Politics, Public Discourse and the Press

Dr. Sid Bedingfield received the South Carolina Historical Society’s George C. Rogers Jr. Award for his publication Newspaper Wars: Civil Rights and White Resistance in South Carolina, 1935-1965 in March 2018. In Dr. Bedingfield’s own words, this is how that project came to be.

I grew up in the South during the 1960s and 70s, and I had a deep personal interest in the racial politics of the region. It made sense for me to combine my interest in political journalism and civil rights history by exploring the role journalists played in the African American freedom struggle in South Carolina. My book, Newspaper Wars: Civil Rights and White Resistance in South Carolina, 1935-1965, grew out of that research.

The book focuses on an African American civil rights movement that began in the desolate political terrain of the 1930s, won a string of victories in the 1940s, and came under fierce attack from a white segregationist counter-movement in the 1950s and 60s.
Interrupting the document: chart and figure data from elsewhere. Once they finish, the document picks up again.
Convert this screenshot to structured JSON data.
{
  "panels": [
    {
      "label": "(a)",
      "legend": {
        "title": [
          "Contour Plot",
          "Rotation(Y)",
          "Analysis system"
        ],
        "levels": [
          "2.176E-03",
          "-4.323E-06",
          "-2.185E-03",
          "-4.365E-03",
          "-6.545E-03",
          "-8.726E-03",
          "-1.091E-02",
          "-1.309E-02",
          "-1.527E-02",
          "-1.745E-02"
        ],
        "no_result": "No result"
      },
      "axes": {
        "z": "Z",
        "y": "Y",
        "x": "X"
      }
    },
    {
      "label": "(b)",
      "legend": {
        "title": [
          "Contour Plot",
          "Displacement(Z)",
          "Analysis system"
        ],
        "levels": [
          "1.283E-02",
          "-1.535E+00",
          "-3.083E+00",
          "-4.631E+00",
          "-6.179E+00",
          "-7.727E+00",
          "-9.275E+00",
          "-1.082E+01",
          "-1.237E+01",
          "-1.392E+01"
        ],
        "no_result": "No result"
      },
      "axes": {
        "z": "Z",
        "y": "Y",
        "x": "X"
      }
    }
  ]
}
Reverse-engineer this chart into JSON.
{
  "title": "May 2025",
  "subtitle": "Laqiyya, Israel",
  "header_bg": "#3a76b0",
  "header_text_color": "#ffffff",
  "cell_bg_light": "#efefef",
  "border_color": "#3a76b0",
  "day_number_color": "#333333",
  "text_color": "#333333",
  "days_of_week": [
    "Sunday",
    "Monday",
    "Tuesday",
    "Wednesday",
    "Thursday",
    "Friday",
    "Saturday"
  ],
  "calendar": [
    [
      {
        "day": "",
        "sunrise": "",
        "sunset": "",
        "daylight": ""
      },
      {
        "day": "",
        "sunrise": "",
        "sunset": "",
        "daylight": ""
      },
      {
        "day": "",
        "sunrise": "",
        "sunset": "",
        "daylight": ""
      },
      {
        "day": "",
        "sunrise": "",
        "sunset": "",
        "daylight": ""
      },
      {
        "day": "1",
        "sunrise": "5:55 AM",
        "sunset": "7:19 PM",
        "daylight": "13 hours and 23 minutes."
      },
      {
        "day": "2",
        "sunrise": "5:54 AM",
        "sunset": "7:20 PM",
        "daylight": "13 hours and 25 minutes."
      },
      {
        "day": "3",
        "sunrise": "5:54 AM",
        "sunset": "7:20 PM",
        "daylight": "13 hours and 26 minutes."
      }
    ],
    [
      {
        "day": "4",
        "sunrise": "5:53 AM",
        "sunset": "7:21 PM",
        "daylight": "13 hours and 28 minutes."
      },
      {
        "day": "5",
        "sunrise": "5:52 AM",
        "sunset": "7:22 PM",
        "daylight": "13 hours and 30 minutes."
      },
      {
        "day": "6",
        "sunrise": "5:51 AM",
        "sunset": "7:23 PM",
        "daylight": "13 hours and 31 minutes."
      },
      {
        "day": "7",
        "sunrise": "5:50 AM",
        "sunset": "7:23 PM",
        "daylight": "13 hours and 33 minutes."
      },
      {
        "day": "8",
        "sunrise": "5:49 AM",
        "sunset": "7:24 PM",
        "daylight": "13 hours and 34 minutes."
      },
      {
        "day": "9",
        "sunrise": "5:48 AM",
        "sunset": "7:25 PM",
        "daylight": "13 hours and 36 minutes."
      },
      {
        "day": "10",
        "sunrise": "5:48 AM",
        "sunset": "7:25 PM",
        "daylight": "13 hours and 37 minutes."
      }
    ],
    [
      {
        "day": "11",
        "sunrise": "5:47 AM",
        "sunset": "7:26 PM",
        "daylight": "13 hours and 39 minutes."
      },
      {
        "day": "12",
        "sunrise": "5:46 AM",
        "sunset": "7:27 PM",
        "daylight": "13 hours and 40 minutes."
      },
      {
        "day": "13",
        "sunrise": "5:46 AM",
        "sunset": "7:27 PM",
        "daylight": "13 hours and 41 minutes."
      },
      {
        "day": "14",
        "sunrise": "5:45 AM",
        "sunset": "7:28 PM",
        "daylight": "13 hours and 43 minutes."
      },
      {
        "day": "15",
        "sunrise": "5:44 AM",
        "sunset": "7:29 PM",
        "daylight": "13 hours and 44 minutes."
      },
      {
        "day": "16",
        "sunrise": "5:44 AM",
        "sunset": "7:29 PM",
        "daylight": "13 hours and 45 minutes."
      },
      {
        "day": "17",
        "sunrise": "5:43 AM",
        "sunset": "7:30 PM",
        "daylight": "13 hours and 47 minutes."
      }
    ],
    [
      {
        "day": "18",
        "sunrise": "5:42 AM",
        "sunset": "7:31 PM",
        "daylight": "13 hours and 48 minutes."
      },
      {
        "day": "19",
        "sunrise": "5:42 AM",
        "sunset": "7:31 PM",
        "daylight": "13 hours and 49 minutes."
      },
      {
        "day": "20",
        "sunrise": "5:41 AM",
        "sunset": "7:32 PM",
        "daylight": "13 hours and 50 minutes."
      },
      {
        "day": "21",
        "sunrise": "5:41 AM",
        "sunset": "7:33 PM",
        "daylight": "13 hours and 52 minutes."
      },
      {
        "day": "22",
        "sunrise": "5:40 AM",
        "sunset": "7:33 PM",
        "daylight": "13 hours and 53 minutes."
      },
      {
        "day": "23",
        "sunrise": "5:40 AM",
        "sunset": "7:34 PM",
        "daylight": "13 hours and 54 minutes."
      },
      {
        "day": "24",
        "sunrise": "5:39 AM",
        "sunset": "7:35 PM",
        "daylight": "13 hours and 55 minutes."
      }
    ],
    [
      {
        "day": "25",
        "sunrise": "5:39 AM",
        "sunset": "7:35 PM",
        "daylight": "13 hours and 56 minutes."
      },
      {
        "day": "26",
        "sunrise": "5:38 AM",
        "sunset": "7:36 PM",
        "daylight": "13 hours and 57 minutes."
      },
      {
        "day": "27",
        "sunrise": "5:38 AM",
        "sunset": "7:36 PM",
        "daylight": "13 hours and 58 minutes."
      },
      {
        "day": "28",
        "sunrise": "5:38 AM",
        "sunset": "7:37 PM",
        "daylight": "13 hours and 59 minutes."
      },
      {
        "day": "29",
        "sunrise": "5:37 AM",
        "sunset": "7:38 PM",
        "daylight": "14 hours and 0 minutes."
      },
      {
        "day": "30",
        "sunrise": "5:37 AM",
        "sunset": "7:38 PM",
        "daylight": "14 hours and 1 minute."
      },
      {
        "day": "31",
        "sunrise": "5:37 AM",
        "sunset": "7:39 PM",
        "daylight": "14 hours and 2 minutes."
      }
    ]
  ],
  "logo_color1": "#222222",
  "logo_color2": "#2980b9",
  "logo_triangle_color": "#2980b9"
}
Unlike most studies of political history, Newspaper Wars moves journalism from the periphery to the center of the political action, and it argues that black and white journalists played a larger role in shaping the state’s political history than previous historians have acknowledged.

For example, the book contends that John Henry McCray and his newspaper, the Lighthouse and Informer, deserve more attention in the history of the black press in the United States. At a time when black newspapers in the South were believed to be cautious and conservative—much like the Scott Family’s Atlanta Daily World— McCray’s newspaper called for a direct challenge to white supremacy. The paper demanded that black South Carolinians “reject the slavery of thought and action that created Uncle Toms and Aunt Jemimas” and become “progressive fighters for the emancipation of the race.”

The book also argues that the white press played a central role in organizing the resistance to the civil rights effort in South Carolina. White editors not only editorialized in favor of segregation, but they also took on distinct political roles as well. They launched the so-called “massive resistance” campaign and organized the White Citizens Council movement in the state. When massive resistance began to fail in the late 1950s, they turned to partisan politics. Working closely with William F. Buckley and other conservative leaders, white journalists from South Carolina helped create a new political home for white segregationists in the conservative wing of the Republican Party.

The book has been out since September 2017, but I have not left South Carolina history entirely. In the past year, I published three new pieces of journalism that grew out of my South Carolina research: “Before Breitbart, there was the Charleston News and Courier,” “The New York Times Journalist Who Secretly Led the Charge Against Liberal Media Bias,” and “Printing the Good Fight: The Importance of Black Newspapers in Columbia, S.C.” I also have a journal article coming out in fall 2018 on the evolution of the “liberal media” claim that includes a revelation that I discovered while researching the book, and am scheduled to deliver a paper about the role of journalists in shaping public discourse in the post-civil rights era South (1965-1980) at the International Communications Association conference in Prague in May.